Saturday, April 11, 2020

Navy throws captain overboard


This post was published in the Wilson Times April 11, 2020.

That brotherhood of military veterans, whether they served in combat or not, has detected an odor of unfairness in the removal of Navy Capt. Brett Crozier from command of the aircraft carrier Theodore Roosevelt. Crozier’s relief (essentially firing) was the result of his persistent appeal to the Navy to get sailors with COVID-19 symptoms off the Roosevelt. Crozier sent an email to Navy brass, urging officials to let the Roosevelt dock, evacuate the infected sailors and decontaminate the ship. Instead of protecting the health of the ship’s crew (there is no way to practice social distancing aboard a warship), the Navy relieved Crozier of his command and effectively ended his career.

One can argue, as some critics have, that Crozier was not following the chain of command when he sent that email, which eventually ended up in a newspaper. Some went even further, to claim Crozier’s letter might give hostile powers key intelligence about the ship’s combat readiness.

I spent three years in the Coast Guard responding to letters from service members or their families who had written to members of Congress. The complaints were usually about duty assignments or discipline, along the lines of “My son joined the Coast Guard to guard the coast; so why is he in Greenland?” My job title was “congressional correspondent.” I replied to the members of Congress, explaining the Coast Guard’s circumstances, process or reasoning. Some veteran personnel didn’t like the idea of accepting complaints outside the chain of command, but we treated the letters as another information source that deserved our attention. Among the officers I served under, Crozier’s letter would have launched an informal inquiry, not a rebuke for working outside the chain of command. If Crozier’s letter can be categorized as outside the chain of command, it was written only after repeated efforts through official channels to alert senior staff to the crisis aboard the Roosevelt.

Criticism of Crozier looked more suspect after hundreds of crewmembers lined the decks to cheer Crozier as he left the Roosevelt for the last time. Crozier’s punishment began to look more severe or even ridiculous, and some high-ranking veterans defended Crozier.

Then Acting Secretary of the Navy Thomas Modly lashed out at Crozier this week in language that is entirely improper for any serious organization, least of all one that depends on group loyalty. Modly, whoå called Crozier “either naïve or stupid,” apparently feared getting “crossways with the president,” as his predecessor had, and being fired, so he did his best to emulate the commander-in-chief’s caustic language and disrespect for subordinates.

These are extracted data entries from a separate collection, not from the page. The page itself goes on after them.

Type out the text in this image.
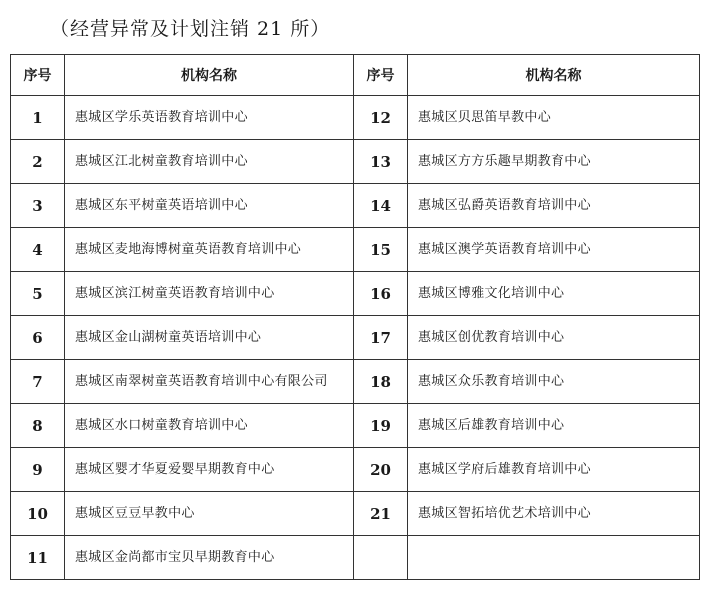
（经营异常及计划注销 21 所）
序号	机构名称	序号	机构名称
1	惠城区学乐英语教育培训中心	12	惠城区贝思笛早教中心
2	惠城区江北树童教育培训中心	13	惠城区方方乐趣早期教育中心
3	惠城区东平树童英语培训中心	14	惠城区弘爵英语教育培训中心
4	惠城区麦地海博树童英语教育培训中心	15	惠城区澳学英语教育培训中心
5	惠城区滨江树童英语教育培训中心	16	惠城区博雅文化培训中心
6	惠城区金山湖树童英语培训中心	17	惠城区创优教育培训中心
7	惠城区南翠树童英语教育培训中心有限公司	18	惠城区众乐教育培训中心
8	惠城区水口树童教育培训中心	19	惠城区后雄教育培训中心
9	惠城区婴才华夏爱婴早期教育中心	20	惠城区学府后雄教育培训中心
10	惠城区豆豆早教中心	21	惠城区智拓培优艺术培训中心
11	惠城区金尚都市宝贝早期教育中心		
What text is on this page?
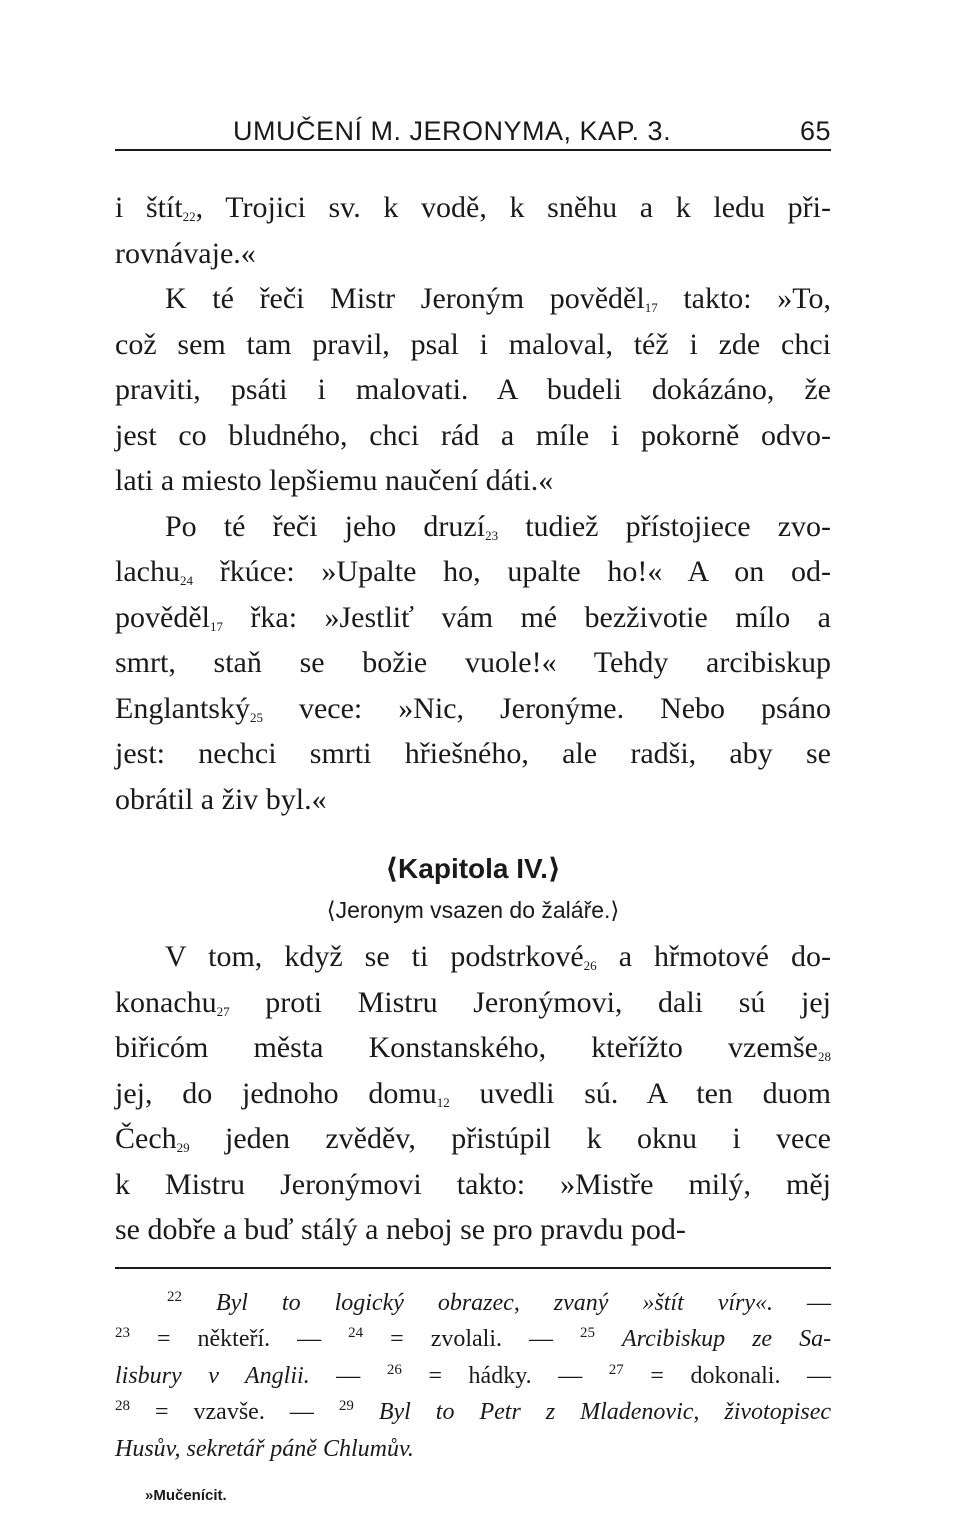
UMUČENÍ M. JERONYMA, KAP. 3.	65
i štít$_{22}$, Trojici sv. k vodě, k sněhu a k ledu při-
rovnávaje.«
K té řeči Mistr Jeroným pověděl$_{17}$ takto: »To,
což sem tam pravil, psal i maloval, též i zde chci
praviti, psáti i malovati. A budeli dokázáno, že
jest co bludného, chci rád a míle i pokorně odvo-
lati a miesto lepšiemu naučení dáti.«
Po té řeči jeho druzí$_{23}$ tudiež přístojiece zvo-
lachu$_{24}$ řkúce: »Upalte ho, upalte ho!« A on od-
pověděl$_{17}$ řka: »Jestliť vám mé bezživotie mílo a
smrt, staň se božie vuole!« Tehdy arcibiskup
Englantský$_{25}$ vece: »Nic, Jeronýme. Nebo psáno
jest: nechci smrti hřiešného, ale radši, aby se
obrátil a živ byl.«
⟨Kapitola IV.⟩
⟨Jeronym vsazen do žaláře.⟩
V tom, když se ti podstrkové$_{26}$ a hřmotové do-
konachu$_{27}$ proti Mistru Jeronýmovi, dali sú jej
biřicóm města Konstanského, kteřížto vzemše$_{28}$
jej, do jednoho domu$_{12}$ uvedli sú. A ten duom
Čech$_{29}$ jeden zvěděv, přistúpil k oknu i vece
k Mistru Jeronýmovi takto: »Mistře milý, měj
se dobře a buď stálý a neboj se pro pravdu pod-
$^{22}$ Byl to logický obrazec, zvaný »štít víry«. —
$^{23}$ = někteří. — $^{24}$ = zvolali. — $^{25}$ Arcibiskup ze Sa-
lisbury v Anglii. — $^{26}$ = hádky. — $^{27}$ = dokonali. —
$^{28}$ = vzavše. — $^{29}$ Byl to Petr z Mladenovic, životopisec
Husův, sekretář páně Chlumův.
»Mučenícit.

A Navy officer doesn’t get to command an aircraft carrier without years of vetting through annual fitness reports and promotion boards aimed at making sure only the finest officers are given the awesome responsibility of operating a multi-billion-dollar ship with nearly 5,000 crew members, thousands of lethal weapons, ranging from sidearms to aircraft, missiles and nuclear weapons.

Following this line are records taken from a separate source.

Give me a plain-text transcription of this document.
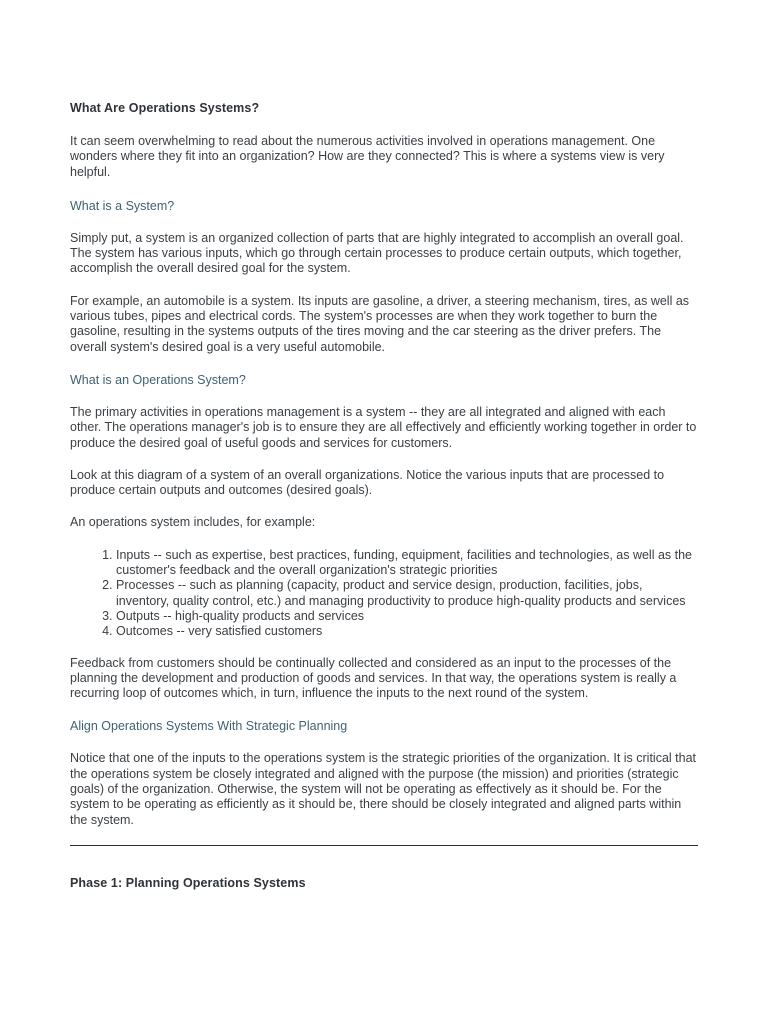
What Are Operations Systems?

It can seem overwhelming to read about the numerous activities involved in operations management. One wonders where they fit into an organization? How are they connected? This is where a systems view is very helpful.

What is a System?

Simply put, a system is an organized collection of parts that are highly integrated to accomplish an overall goal. The system has various inputs, which go through certain processes to produce certain outputs, which together, accomplish the overall desired goal for the system.

For example, an automobile is a system. Its inputs are gasoline, a driver, a steering mechanism, tires, as well as various tubes, pipes and electrical cords. The system's processes are when they work together to burn the gasoline, resulting in the systems outputs of the tires moving and the car steering as the driver prefers. The overall system's desired goal is a very useful automobile.

What is an Operations System?

The primary activities in operations management is a system -- they are all integrated and aligned with each other. The operations manager's job is to ensure they are all effectively and efficiently working together in order to produce the desired goal of useful goods and services for customers.

Look at this diagram of a system of an overall organizations. Notice the various inputs that are processed to produce certain outputs and outcomes (desired goals).

An operations system includes, for example:

1. Inputs -- such as expertise, best practices, funding, equipment, facilities and technologies, as well as the customer's feedback and the overall organization's strategic priorities
2. Processes -- such as planning (capacity, product and service design, production, facilities, jobs, inventory, quality control, etc.) and managing productivity to produce high-quality products and services
3. Outputs -- high-quality products and services
4. Outcomes -- very satisfied customers

Feedback from customers should be continually collected and considered as an input to the processes of the planning the development and production of goods and services. In that way, the operations system is really a recurring loop of outcomes which, in turn, influence the inputs to the next round of the system.

Align Operations Systems With Strategic Planning

Notice that one of the inputs to the operations system is the strategic priorities of the organization. It is critical that the operations system be closely integrated and aligned with the purpose (the mission) and priorities (strategic goals) of the organization. Otherwise, the system will not be operating as effectively as it should be. For the system to be operating as efficiently as it should be, there should be closely integrated and aligned parts within the system.

Phase 1: Planning Operations Systems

Modly, who later apologized for his speech to Roosevelt sailors on Guam and has since resigned, did not behave like a senior member of the chain of command. Rather, he sounded like a petulant child, using profanity and claiming Crozier’s actions were a “betrayal.” That word shows his criticism was not about military matters but about public relations or politics. In military terms, “betrayal” is a criminal offense, so it’s not a word to use haphazardly.

The president has preferred “treason” — a word the Constitution limits to “levying war against” the United States — as his go-to invective.